Comment by llm_nerd
1 day ago
It isn't really a precedent. Companies, even high-rolling American tech companies, have to abide by the laws and regulations of the countries that they operate in. I guess there is a question of whether this is a legal demand that they truly had to follow, or just a request, and whether they could fight it in court, but Apple seems to be hoping to adjudicate it in the court of public opinion (apparently the initial backdoor request was secret and it got leaked).
> abide by the laws and regulations of the countries that they operate in.
In this case, the UK is seeking to use local law to change what is allowable on an international basis.
That's a bit different than a nation controlling the law on their own soil.
That was Apple's interpretation : That to comply with what the UK requested they would have to have the same thing everywhere.

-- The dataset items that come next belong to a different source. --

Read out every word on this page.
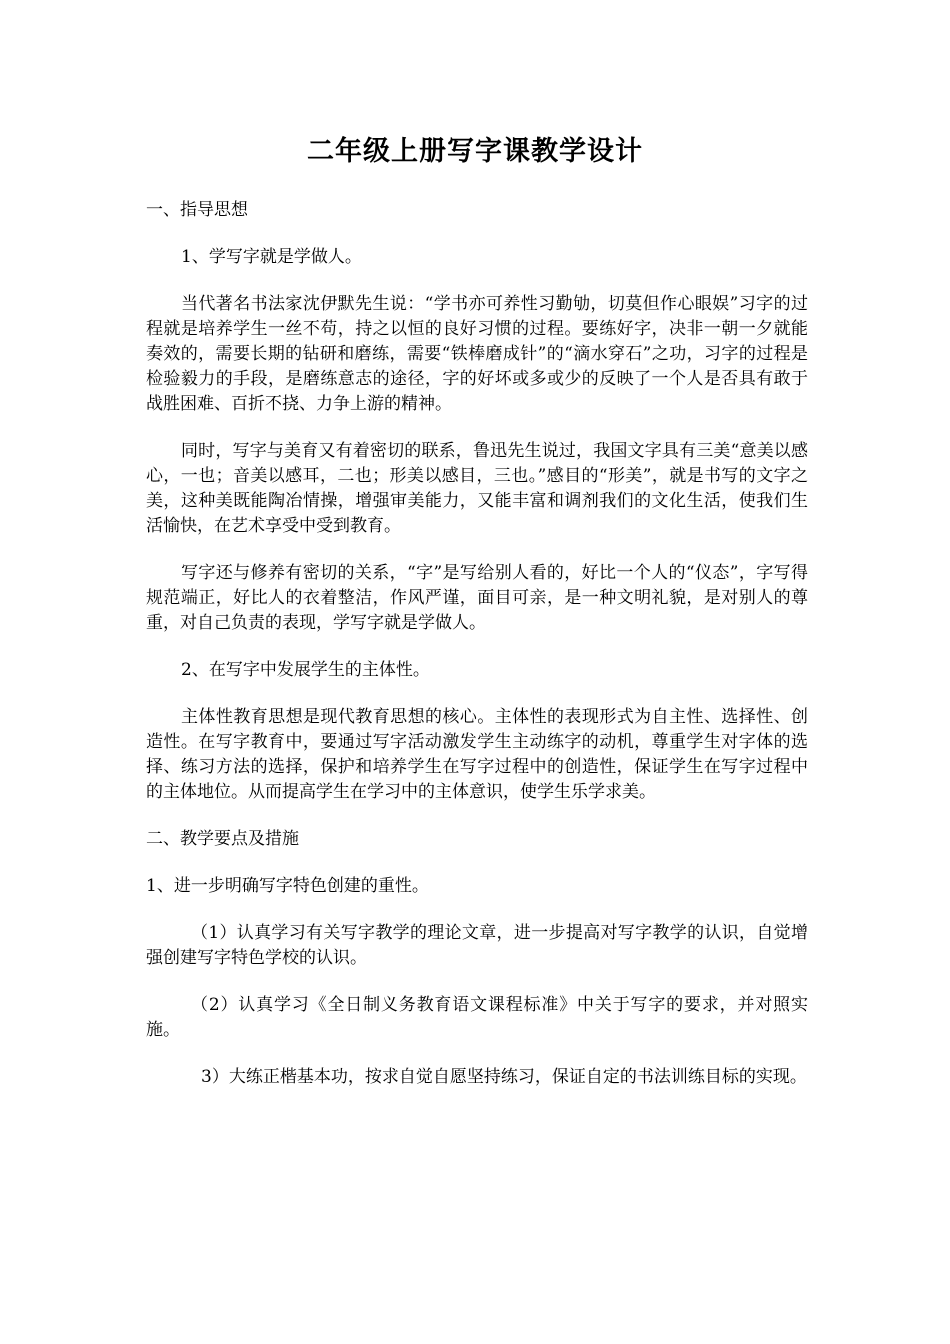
二年级上册写字课教学设计

一、指导思想

1、学写字就是学做人。

当代著名书法家沈伊默先生说：“学书亦可养性习勤劬，切莫但作心眼娱”习字的过程就是培养学生一丝不苟，持之以恒的良好习惯的过程。要练好字，决非一朝一夕就能奏效的，需要长期的钻研和磨练，需要“铁棒磨成针”的“滴水穿石”之功，习字的过程是检验毅力的手段，是磨练意志的途径，字的好坏或多或少的反映了一个人是否具有敢于战胜困难、百折不挠、力争上游的精神。

同时，写字与美育又有着密切的联系，鲁迅先生说过，我国文字具有三美“意美以感心，一也；音美以感耳，二也；形美以感目，三也。”感目的“形美”，就是书写的文字之美，这种美既能陶冶情操，增强审美能力，又能丰富和调剂我们的文化生活，使我们生活愉快，在艺术享受中受到教育。

写字还与修养有密切的关系，“字”是写给别人看的，好比一个人的“仪态”，字写得规范端正，好比人的衣着整洁，作风严谨，面目可亲，是一种文明礼貌，是对别人的尊重，对自己负责的表现，学写字就是学做人。

2、在写字中发展学生的主体性。

主体性教育思想是现代教育思想的核心。主体性的表现形式为自主性、选择性、创造性。在写字教育中，要通过写字活动激发学生主动练字的动机，尊重学生对字体的选择、练习方法的选择，保护和培养学生在写字过程中的创造性，保证学生在写字过程中的主体地位。从而提高学生在学习中的主体意识，使学生乐学求美。

二、教学要点及措施

1、进一步明确写字特色创建的重性。

（1）认真学习有关写字教学的理论文章，进一步提高对写字教学的认识，自觉增强创建写字特色学校的认识。

（2）认真学习《全日制义务教育语文课程标准》中关于写字的要求，并对照实施。

3）大练正楷基本功，按求自觉自愿坚持练习，保证自定的书法训练目标的实现。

But of course that is nonsense, and Apple could theoretically have a nation-specific backdoor (e.g. for accounts in a given country a separate sequestered decryption key is created and kept in escrow for court order).
I mean, Apple "complied" by disabling ADP just in the UK. They undermined their own "worldwide" claim, as ADP still works everywhere else, and the UK has no access.
The keys are stored only in the Secure Enclave. Encryption and decryption are handled outside the standard CPU and OS. This is hardware-level protection, not just some flag on a cloud account to be flipped. The only way for Apple to break this system is to break it for everyone, since anything else would risk bleed over or insufficient compliance.
> of course that is nonsense
Organizations like the EFF do not agree.
> most concerning, the U.K. is apparently seeking a backdoor into users’ data regardless of where they are or what citizenship they have.
https://www.eff.org/deeplinks/2025/02/uks-demands-apple-brea...
4 replies →
> They undermined their own "worldwide" claim, as ADP still works everywhere else, and the UK has no access.
Disagree. There is a difference between ADP being unavailable in one country and it working differently in that country. Implementing a backdoor would mean changing the way ADP works.